Maggie Connolly, ’21
Chief Opinions Editor
The Anti-Asian shooting at the spa in Atlanta in March were, in the eyes of many, a crime against sex workers as well as against Asian-American women more generally. Although there are claims that there was no evidence these women were sex workers, the man who targeted the massage parlor said he was not racially motivated, rather, motivated to dispose of the temptation the women and the business represented.
Bee Nguyen, a representative in the state legislature, commented on the crime. She said, “Regardless of what the alleged suspect in custody says or claims, the truth is it was three Asian businesses. It was targeted. It did result in six Asian women dying. And you simply cannot separate the misogyny, the sex industry piece from the racism piece,” (NPR). The truth is, this hate crime is multi-faceted, and it targets communities of people who must be protected in this country. It likewise represents a specific fetishization and commodification of Asian women. Massage parlors are often associated with sex work, and their lack of protection is glaringly evident in this hate crime committed last month.
The conversation about decriminalizing, or at bare minimum, protecting, sex workers did not begin after the horrible events of the Atlanta shooting in March. But these conversations have been around for years, and it is one many people are conditioned to not want to have.
Society, particularly American society, often refuses to see sex work as outside of the lens of human trafficking and the exploitation of children. This widespread refusal to reframe sex work outside of the lens of what many still call prostitution is an immense problem. Most of the people I have spoken to about sex work do not even know how to define it outside of an unsafe, unempowering, anti-human rights lens.
On the contrary, sex work for many people is completely empowering. (And consensual!) It allows those who participate in the industry to value their livelihood as work. There are a multitude of reasons people participate in sex work but decriminalizing the work will protect these individuals as working members of our society. Human Rights Watch describes the decriminalization for sex work as “incompatible with the human right to personal autonomy and privacy.”

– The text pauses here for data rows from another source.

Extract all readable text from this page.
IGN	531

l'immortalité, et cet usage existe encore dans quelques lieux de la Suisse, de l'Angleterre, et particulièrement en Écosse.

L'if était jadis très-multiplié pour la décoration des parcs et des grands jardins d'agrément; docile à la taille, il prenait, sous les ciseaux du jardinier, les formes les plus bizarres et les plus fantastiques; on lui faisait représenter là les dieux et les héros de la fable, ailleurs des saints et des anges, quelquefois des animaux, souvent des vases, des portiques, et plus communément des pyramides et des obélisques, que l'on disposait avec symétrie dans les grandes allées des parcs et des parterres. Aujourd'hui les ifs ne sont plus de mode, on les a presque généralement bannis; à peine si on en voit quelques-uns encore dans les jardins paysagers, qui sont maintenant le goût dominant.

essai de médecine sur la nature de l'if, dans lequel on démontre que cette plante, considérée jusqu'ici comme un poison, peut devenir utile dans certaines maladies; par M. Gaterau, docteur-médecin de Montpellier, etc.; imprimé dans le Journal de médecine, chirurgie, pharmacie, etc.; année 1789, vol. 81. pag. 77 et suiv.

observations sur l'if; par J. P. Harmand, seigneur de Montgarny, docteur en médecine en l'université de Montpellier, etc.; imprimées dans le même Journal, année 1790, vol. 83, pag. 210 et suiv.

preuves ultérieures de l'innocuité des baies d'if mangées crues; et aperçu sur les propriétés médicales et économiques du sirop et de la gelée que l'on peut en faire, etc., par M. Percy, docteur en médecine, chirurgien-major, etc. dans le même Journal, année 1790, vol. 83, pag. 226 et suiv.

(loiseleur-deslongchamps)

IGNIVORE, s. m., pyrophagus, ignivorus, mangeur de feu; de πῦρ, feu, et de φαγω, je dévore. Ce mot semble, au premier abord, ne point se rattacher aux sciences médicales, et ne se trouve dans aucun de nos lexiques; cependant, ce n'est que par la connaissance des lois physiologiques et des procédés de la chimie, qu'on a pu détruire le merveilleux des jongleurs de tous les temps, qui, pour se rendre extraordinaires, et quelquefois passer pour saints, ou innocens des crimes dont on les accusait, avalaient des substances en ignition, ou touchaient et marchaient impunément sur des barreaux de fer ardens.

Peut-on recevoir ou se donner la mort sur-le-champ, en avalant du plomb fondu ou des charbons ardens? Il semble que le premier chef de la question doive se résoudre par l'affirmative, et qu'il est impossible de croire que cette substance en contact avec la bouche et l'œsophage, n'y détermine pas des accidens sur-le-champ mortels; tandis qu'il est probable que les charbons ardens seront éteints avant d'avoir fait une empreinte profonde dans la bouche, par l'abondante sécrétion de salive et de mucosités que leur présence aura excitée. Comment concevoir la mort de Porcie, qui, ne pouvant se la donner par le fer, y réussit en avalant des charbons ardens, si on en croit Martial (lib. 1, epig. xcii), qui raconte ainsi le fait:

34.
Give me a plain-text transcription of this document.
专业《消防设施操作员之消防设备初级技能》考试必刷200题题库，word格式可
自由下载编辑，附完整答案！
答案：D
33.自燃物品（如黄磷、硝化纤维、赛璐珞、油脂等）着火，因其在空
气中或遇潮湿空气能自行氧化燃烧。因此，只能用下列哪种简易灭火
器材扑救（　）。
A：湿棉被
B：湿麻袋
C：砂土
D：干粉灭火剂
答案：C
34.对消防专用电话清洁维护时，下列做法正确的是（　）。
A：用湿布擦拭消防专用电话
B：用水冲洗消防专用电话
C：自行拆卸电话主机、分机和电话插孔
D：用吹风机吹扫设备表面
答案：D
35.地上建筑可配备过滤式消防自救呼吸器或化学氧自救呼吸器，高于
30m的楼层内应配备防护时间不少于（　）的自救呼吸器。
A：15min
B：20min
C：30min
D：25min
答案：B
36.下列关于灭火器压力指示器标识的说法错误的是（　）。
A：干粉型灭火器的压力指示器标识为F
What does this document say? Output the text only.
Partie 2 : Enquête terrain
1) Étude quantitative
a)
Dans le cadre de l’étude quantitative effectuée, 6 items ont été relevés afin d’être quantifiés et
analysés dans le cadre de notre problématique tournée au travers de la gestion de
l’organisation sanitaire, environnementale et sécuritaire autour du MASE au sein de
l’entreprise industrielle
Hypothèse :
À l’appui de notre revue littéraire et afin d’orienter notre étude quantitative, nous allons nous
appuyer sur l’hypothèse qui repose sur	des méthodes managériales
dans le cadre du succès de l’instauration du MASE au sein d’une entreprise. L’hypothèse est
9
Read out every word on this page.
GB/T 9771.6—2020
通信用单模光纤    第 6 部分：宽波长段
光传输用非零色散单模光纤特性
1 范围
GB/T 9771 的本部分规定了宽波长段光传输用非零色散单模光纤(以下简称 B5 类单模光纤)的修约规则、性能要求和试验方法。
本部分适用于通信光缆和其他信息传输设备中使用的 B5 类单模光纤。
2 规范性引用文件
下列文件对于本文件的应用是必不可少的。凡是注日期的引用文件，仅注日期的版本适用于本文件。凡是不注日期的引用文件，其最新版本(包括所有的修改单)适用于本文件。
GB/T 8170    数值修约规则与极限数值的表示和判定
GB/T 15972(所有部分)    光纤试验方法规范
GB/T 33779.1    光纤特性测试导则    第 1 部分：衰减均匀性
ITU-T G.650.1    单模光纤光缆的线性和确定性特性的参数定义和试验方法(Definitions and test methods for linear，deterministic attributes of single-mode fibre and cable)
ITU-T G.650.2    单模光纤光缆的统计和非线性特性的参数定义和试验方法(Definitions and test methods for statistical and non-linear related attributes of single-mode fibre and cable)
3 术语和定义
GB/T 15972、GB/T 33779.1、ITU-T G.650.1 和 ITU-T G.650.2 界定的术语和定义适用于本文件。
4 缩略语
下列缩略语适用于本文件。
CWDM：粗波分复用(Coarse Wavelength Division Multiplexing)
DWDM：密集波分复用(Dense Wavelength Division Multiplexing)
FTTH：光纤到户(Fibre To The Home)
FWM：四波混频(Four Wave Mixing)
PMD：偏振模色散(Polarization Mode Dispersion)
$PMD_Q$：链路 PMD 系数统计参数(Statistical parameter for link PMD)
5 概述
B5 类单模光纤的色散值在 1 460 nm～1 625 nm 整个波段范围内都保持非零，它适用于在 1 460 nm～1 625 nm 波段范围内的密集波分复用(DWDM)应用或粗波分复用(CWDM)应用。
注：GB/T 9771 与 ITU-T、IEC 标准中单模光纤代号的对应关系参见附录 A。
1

HRW also identified that in environments where sex work is criminalized, like much of the United States, police officers often harass, extort, and even rape sex workers. Without things like proper healthcare and some form of protection under the law, these women are robbed of their identity and their livelihood by police officers. Likewise, their lack of trust in law enforcement may force them into unsafe locations and circumstances.
A lack of healthcare for sex workers is one of the most salient arguments for the decriminalization of sex work. Oftentimes because of abuse from the police, sex workers are forced into poverty and even homelessness. Tamika Spellman, a sex worker in Washington DC, told Vox that abuse, rape, and extortion by police officers have pushed her to poverty and at the time of the publication of the Vox piece in 2019, she was homeless. Spellman’s situation is certainly not unique, as she points out.
Sex workers are vulnerable to health issues, among other things, because many of them are impoverished. Likewise, their trade lends itself to potentially contracting sexually transmitted infections, especially after a Human Rights Watch 2012 report found that “Police and prosecutors used a sex worker’s possession of condoms as evidence to support prostitution charges.” This naturally led to sex workers to tend to have more unprotected sex. Of course, this is only one policy, but the trade more generally lends itself to a need for proper, quality health care. Any ability to seek personal of medical justice after an encounter with a client is greatly inhibited by the criminalization of sex work. If sex workers were protected, the industry would lend itself to more regulation and less of an opportunity for abuse and exploitation.
Sex work is work. And it is feminist work, at that. It is an opportunity for a woman, or any person, to empower themselves and their sexuality through their line of work. It is an industry, like many other industries, that requires protection and safety precautions, but those are impossible to access without a path to decriminalization.